I’m a command-line junkie, so I’m thrilled by the
prospect of Server Core. I dug into an early beta as soon
as I could get my hands on it. However, as I attempted to
set up a Server Core system from scratch, I realized to my
chagrin that the old saying is true: “Be careful what you
wish for—you might get it.” Although I could do just about
everything I needed to do from the command line, a few
items left me scratching my head. Thankfully, I stumbled
upon the very helpful Scregedit, a command-line registry
tool built specifically to assist in configuring Server Core.
Before Scregedit
One of the items I had trouble with was determining how
to enable Remote Desktop for a Server Core system. After
noodling around with a full Server 2008 installation, I concluded
that enabling Remote Desktop is as simple as opening
port 3389 on the firewall. Working through the problem,
I could start with the command
netsh firewall set icmpsettings opmode=disable
I could then access the HKEY_LOCAL_MACHINE\SYSTEM\
CurrentControlSet\Control\Terminal Server registry
subkey and set the fDenyTSConnections value to 0. In a
moment of inspiration, I realized that I could do all that
from the command line by using the Reg command:
reg add “HKLM\SYSTEM\CurrentControlSet\Control\Terminal
Server” /v fDenyTSConnections /d 0 /t REG_DWORD /f
I could even cheat and use Regedit (one of the rare GUI
tools that do work in Server Core) to set the registry entry,
but no matter how I sliced it, I was in for a lot of typing.

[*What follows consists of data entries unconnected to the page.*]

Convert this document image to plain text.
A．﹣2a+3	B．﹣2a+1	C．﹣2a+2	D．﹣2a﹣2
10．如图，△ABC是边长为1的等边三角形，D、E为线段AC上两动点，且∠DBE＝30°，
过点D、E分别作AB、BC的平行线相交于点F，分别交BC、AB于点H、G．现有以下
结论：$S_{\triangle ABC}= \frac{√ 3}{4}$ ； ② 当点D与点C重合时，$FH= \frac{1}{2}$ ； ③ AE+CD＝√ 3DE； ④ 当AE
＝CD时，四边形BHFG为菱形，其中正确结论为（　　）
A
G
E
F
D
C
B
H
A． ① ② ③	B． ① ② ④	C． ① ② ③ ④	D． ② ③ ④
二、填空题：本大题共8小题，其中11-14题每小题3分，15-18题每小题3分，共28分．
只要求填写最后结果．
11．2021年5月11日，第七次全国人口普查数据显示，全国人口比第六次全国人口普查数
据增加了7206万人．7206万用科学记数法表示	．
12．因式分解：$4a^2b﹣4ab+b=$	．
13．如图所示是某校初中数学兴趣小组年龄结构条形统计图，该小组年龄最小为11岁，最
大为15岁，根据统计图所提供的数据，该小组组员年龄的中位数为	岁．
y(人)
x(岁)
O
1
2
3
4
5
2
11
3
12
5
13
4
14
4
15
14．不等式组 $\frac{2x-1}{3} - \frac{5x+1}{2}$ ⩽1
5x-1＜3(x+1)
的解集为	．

Scregedit came to the rescue at just the right time.
Scregedit Syntax
Scregedit is a command-line tool that offers built-in support
for some of the most commonly modified registry entries.
The tool’s beauty is the simplicity of its syntax:
scregedit /<parameter value>
Alternatively, to see the current value of the parameter, you
can simply type
scregedit /<parameter> /v
For example, to enable Remote Desktop, I can type
scregedit /ar 0
To disable it, I’d replace the 0 with a 1. (The registry entry’s
name, fDenyTSConnections, is worded so that enabling it
enables the deny aspect; thus, you use 0 to enable. As any
Windows vet knows, you need to get accustomed to mirror
thinking to understand some Group Policy and registry
settings!) To see its value, you’d type
scregedit /ar /v
which would (after some boilerplate information) net you
a response of
System\CurrentControlSet\Control\Terminal Server
fDenyTSConnections
View registry setting
1
By the way, Scregedit is actually a script. Located in the Windows\System32 folder, its name is scregedit.wsf. Therefore,
it will offer better-looking output if you first type
cscript //h:cscript
which tells Windows to run scripts by default under the
CScript (i.e., command-line script) engine rather than the
default WScript (i.e., Windows script) engine.
More Options
As I write this column, Scregedit has just seven options. The
/cli option offers some text with examples of the commandline
way to do a number of command-line tasks—a sort of
condensed Help file. You can use Scregedit /au 4 to have
Server Core automatically download and install updates,
Scregedit /cs to have Remote Desktop allow connections
from pre–Windows Vista Remote Desktop clients, Scregedit
/im 1 to permit remote IPsec management, and Scregedit
/dp priority and Scregedit dw priority to adjust the DNS priority
and weight, respectively, of a Server Core system’s SRV
records (assuming it’s a domain controller—DC). I wouldn’t
be surprised if Microsoft gave Scregedit a few more options
before Server 2008 hits the streets.
If you can get ahold of a copy of the Server 2008 beta, I
encourage you to take Server Core for a spin.